Encendió su cigarrillo con un mechero de plástico, inhaló el humo y luego se perdió en un nuevo acceso de tos.

Spicer se arrodilló, enrolló la alfombra, quitó unos tablones del suelo y extrajo la vieja maleta cuadrada de cuero, rodeada por tres cadenas, cada una con su candado de alta seguridad.

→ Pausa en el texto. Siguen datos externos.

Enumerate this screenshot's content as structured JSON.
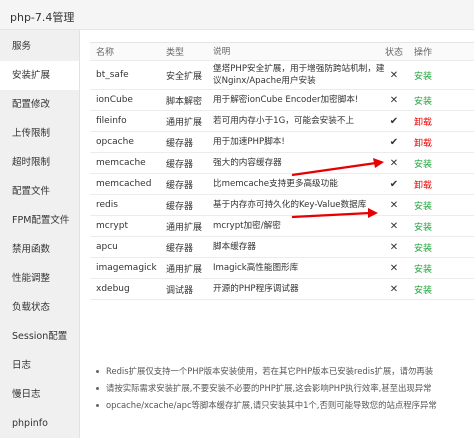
{
  "window": {
    "title": "php-7.4管理"
  },
  "sidebar": {
    "items": [
      {
        "label": "服务"
      },
      {
        "label": "安装扩展"
      },
      {
        "label": "配置修改"
      },
      {
        "label": "上传限制"
      },
      {
        "label": "超时限制"
      },
      {
        "label": "配置文件"
      },
      {
        "label": "FPM配置文件"
      },
      {
        "label": "禁用函数"
      },
      {
        "label": "性能调整"
      },
      {
        "label": "负载状态"
      },
      {
        "label": "Session配置"
      },
      {
        "label": "日志"
      },
      {
        "label": "慢日志"
      },
      {
        "label": "phpinfo"
      }
    ],
    "active_index": 1
  },
  "table": {
    "headers": {
      "name": "名称",
      "type": "类型",
      "desc": "说明",
      "status": "状态",
      "op": "操作"
    },
    "rows": [
      {
        "name": "bt_safe",
        "type": "安全扩展",
        "desc": "堡塔PHP安全扩展，用于增强防跨站机制，建议Nginx/Apache用户安装",
        "status": "✕",
        "op": "安装"
      },
      {
        "name": "ionCube",
        "type": "脚本解密",
        "desc": "用于解密ionCube Encoder加密脚本!",
        "status": "✕",
        "op": "安装"
      },
      {
        "name": "fileinfo",
        "type": "通用扩展",
        "desc": "若可用内存小于1G，可能会安装不上",
        "status": "✔",
        "op": "卸载"
      },
      {
        "name": "opcache",
        "type": "缓存器",
        "desc": "用于加速PHP脚本!",
        "status": "✔",
        "op": "卸载"
      },
      {
        "name": "memcache",
        "type": "缓存器",
        "desc": "强大的内容缓存器",
        "status": "✕",
        "op": "安装"
      },
      {
        "name": "memcached",
        "type": "缓存器",
        "desc": "比memcache支持更多高级功能",
        "status": "✔",
        "op": "卸载"
      },
      {
        "name": "redis",
        "type": "缓存器",
        "desc": "基于内存亦可持久化的Key-Value数据库",
        "status": "✕",
        "op": "安装"
      },
      {
        "name": "mcrypt",
        "type": "通用扩展",
        "desc": "mcrypt加密/解密",
        "status": "✕",
        "op": "安装"
      },
      {
        "name": "apcu",
        "type": "缓存器",
        "desc": "脚本缓存器",
        "status": "✕",
        "op": "安装"
      },
      {
        "name": "imagemagick",
        "type": "通用扩展",
        "desc": "Imagick高性能图形库",
        "status": "✕",
        "op": "安装"
      },
      {
        "name": "xdebug",
        "type": "调试器",
        "desc": "开源的PHP程序调试器",
        "status": "✕",
        "op": "安装"
      }
    ]
  },
  "tips": [
    "Redis扩展仅支持一个PHP版本安装使用，若在其它PHP版本已安装redis扩展，请勿再装",
    "请按实际需求安装扩展,不要安装不必要的PHP扩展,这会影响PHP执行效率,甚至出现异常",
    "opcache/xcache/apc等脚本缓存扩展,请只安装其中1个,否则可能导致您的站点程序异常"
  ],
  "colors": {
    "install": "#20a53a",
    "uninstall": "#e00000",
    "arrow": "#e60000",
    "active_bg": "#ffffff",
    "sidebar_bg": "#f0f0f0"
  }
}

Biglow se quedó mirando el reloj.

– Te diré lo que haremos. Siempre he sido un hombre justo y no quiero que pienses mal de mí cuando me haya ido. Tenemos tres años de servicio de consigna pendientes. Así que lo que haré es darte trescientas libras por el reloj. Me parece que es un trato justo.

– ¿Trescientos pavos?

En un arranque de ira, Spicer agarró a Biglow por el pelo con la mano izquierda y tiró de él, sacándolo de la cama y colocándoselo delante de la cara, zarandeándolo como el muñeco de un ventrílocuo. Le sorprendió lo poco que pesaba. Luego le asestó un gancho con la derecha bajo la barbilla, con todas sus fuerzas, tan fuerte que se hizo un daño tremendo.

Biglow quedó inconsciente. Darren lo soltó y el otro cayó desplomado en el suelo. Dio unos pasos hacia delante y apagó el cigarrillo aún encendido. Entonces paseó la mirada por aquella mísera habitación, en busca de cualquier cosa que pudiera valer la pena llevarse. Pero aparte de recuperar el reloj, no había nada más que hacer. Nada en absoluto. Realmente no había nada.

Cargando con la pesada maleta bajo un brazo y el bolso de mano con sus cosas de uso diario, salió por la puerta. Vaciló un momento, se giró y se quedó mirando aquel montón de huesos.

– Nos vemos en tu funeral, colega.

Cerró la puerta tras él, subió las escaleras y salió al exterior, dispuesto a enfrentarse a aquella gélida y borrascosa mañana de viernes.